Back to Grog Log. The Krakatoa looked every so tempting, but my first “shipment” of Demerara rum is three weeks away (at that time, I have no doubt that you will be bombarded with more tiki drinks than you can handle). So I next consulted the Internet Cocktail Database to see what mystical spells it could weave. I was looking for recipes to try my recently obtained bottle of St. James Rhum Vieux Martinique rum, and I wasn’t disappointed. But before I let you in on the drink, let’s have a look at rum production in Martinique, for it’s truly unique. Roll black and white footage and authentic tropical music…
Martinique produces a rum called Rhum Agricole, which is made quite differently from other rums. Instead of starting the process with molasses, rhum agricole begins its journey with fresh sugar cane juice. After being fermented into a wine of sorts, it is distilled to around 70% alcohol to bring out the intensity of the sugar cane. At this point, the magical solution rests, absorbing all of that nice tropical air for up to six months. Then much of it is bottled as rhum blanc before moving on to oak barrels. Now the rhum will absorb some wonderful smoky and vanilla flavors as it ages generic cialis canada. At three years, it can be bottled as rhum vieux, or “old rhum.”
Ah, that was nice. Now for the drink!
- 1oz Martinique Rum (preferably St. James Rhum Vieux)
- 1tsp rich simple syrup
- 3oz medium roast cold coffee
Stir rich simple syrup with rum in the bottom of an Irish coffee glass. Add the coffee, and fill with ice.
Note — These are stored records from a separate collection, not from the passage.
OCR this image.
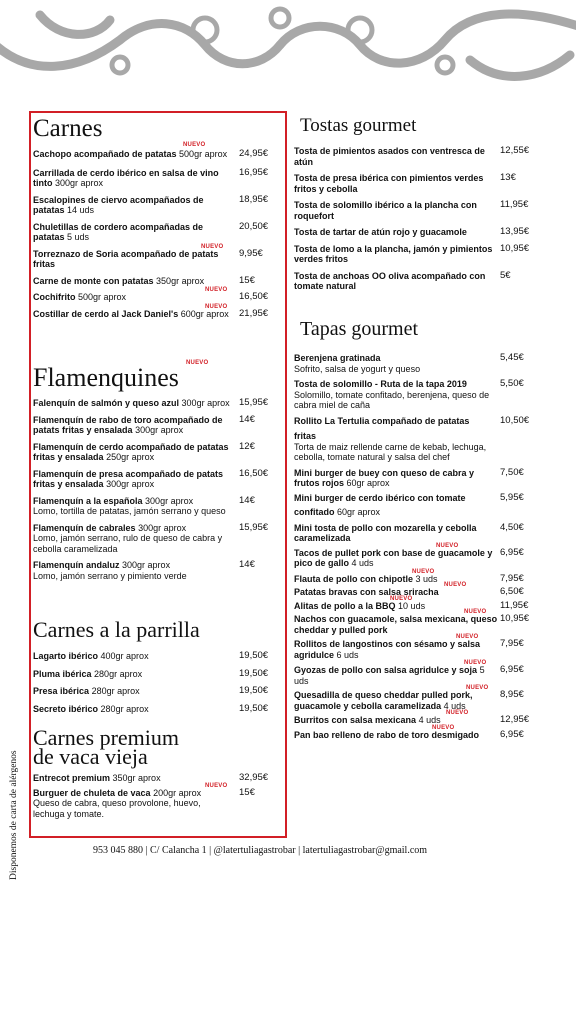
Carnes
NUEVO
Cachopo acompañado de patatas 500gr aprox 24,95€
Carrillada de cerdo ibérico en salsa de vino tinto 300gr aprox
16,95€
Escalopines de ciervo acompañados de patatas 14 uds
18,95€
Chuletillas de cordero acompañadas de patatas 5 uds
20,50€
Torreznazo de Soria acompañado de patats fritas
9,95€
NUEVO
Carne de monte con patatas 350gr aprox	15€
Cochifrito 500gr aprox	16,50€
NUEVO
Costillar de cerdo al Jack Daniel's 600gr aprox 21,95€
NUEVO
NUEVO
Flamenquines
Falenquín de salmón y queso azul 300gr aprox 15,95€
Flamenquín de rabo de toro acompañado de patats fritas y ensalada 300gr aprox
14€
Flamenquín de cerdo acompañado de patatas fritas y ensalada 250gr aprox
12€
Flamenquín de presa acompañado de patats fritas y ensalada 300gr aprox
16,50€
Flamenquín a la española 300gr aprox
Lomo, tortilla de patatas, jamón serrano y queso
14€
Flamenquín de cabrales 300gr aprox
Lomo, jamón serrano, rulo de queso de cabra y cebolla caramelizada
15,95€
Flamenquín andaluz 300gr aprox
Lomo, jamón serrano y pimiento verde
14€
Carnes a la parrilla
Lagarto ibérico 400gr aprox	19,50€
Pluma ibérica 280gr aprox	19,50€
Presa ibérica 280gr aprox	19,50€
Secreto ibérico 280gr aprox	19,50€
Carnes premium
de vaca vieja
Entrecot premium 350gr aprox	32,95€
Burguer de chuleta de vaca 200gr aprox
Queso de cabra, queso provolone, huevo, lechuga y tomate.
15€
NUEVO
Tostas gourmet
Tosta de pimientos asados con ventresca de atún
12,55€
Tosta de presa ibérica con pimientos verdes fritos y cebolla
13€
Tosta de solomillo ibérico a la plancha con roquefort
11,95€
Tosta de tartar de atún rojo y guacamole	13,95€
Tosta de lomo a la plancha, jamón y pimientos verdes fritos
10,95€
Tosta de anchoas OO oliva acompañado con tomate natural
5€
Tapas gourmet
Berenjena gratinada
Sofrito, salsa de yogurt y queso
5,45€
Tosta de solomillo - Ruta de la tapa 2019
Solomillo, tomate confitado, berenjena, queso de cabra miel de caña
5,50€
Rollito La Tertulia compañado de patatas	10,50€
fritas
Torta de maiz rellende carne de kebab, lechuga, cebolla, tomate natural y salsa del chef
Mini burger de buey con queso de cabra y frutos rojos 60gr aprox
7,50€
Mini burger de cerdo ibérico con tomate	5,95€
confitado 60gr aprox
Mini tosta de pollo con mozarella y cebolla caramelizada
4,50€
Tacos de pullet pork con base de guacamole y pico de gallo 4 uds
6,95€
NUEVO
Flauta de pollo con chipotle 3 uds	7,95€
NUEVO
Patatas bravas con salsa sriracha	6,50€
NUEVO
Alitas de pollo a la BBQ 10 uds	11,95€
NUEVO
Nachos con guacamole, salsa mexicana, queso cheddar y pulled pork
10,95€
NUEVO
Rollitos de langostinos con sésamo y salsa agridulce 6 uds
7,95€
NUEVO
Gyozas de pollo con salsa agridulce y soja 5 uds
6,95€
NUEVO
Quesadilla de queso cheddar pulled pork, guacamole y cebolla caramelizada 4 uds
8,95€
NUEVO
Burritos con salsa mexicana 4 uds	12,95€
NUEVO
Pan bao relleno de rabo de toro desmigado 6,95€
NUEVO
953 045 880 | C/ Calancha 1 | @latertuliagastrobar | latertuliagastrobar@gmail.com
Disponemos de carta de alérgenos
Source: Internet Cocktail Database
The coffee really brings out the flavor of the rum, yet the match somehow manages to be both delicate and bold. The rich simple syrup adds just the right amount of sweetness, but more importantly, it imparts an intense caramel flavor that the Black Rose shouldn’t be without.
The original recipe calls for an undetermined amount of coffee, so I decided to make it a little more exact for you. I also replaced the granulated sugar with 1tp rich simple syrup, and it was a big win. To make your own, mix 2c of turbinado sugar (like Sugar in the Raw) or Demerara sugar with 1c water. Heat in a saucepan over medium heat until the sugar is dissolved. Cool, add in 1oz vodka for a preservative, bottle, and store in your refrigerator.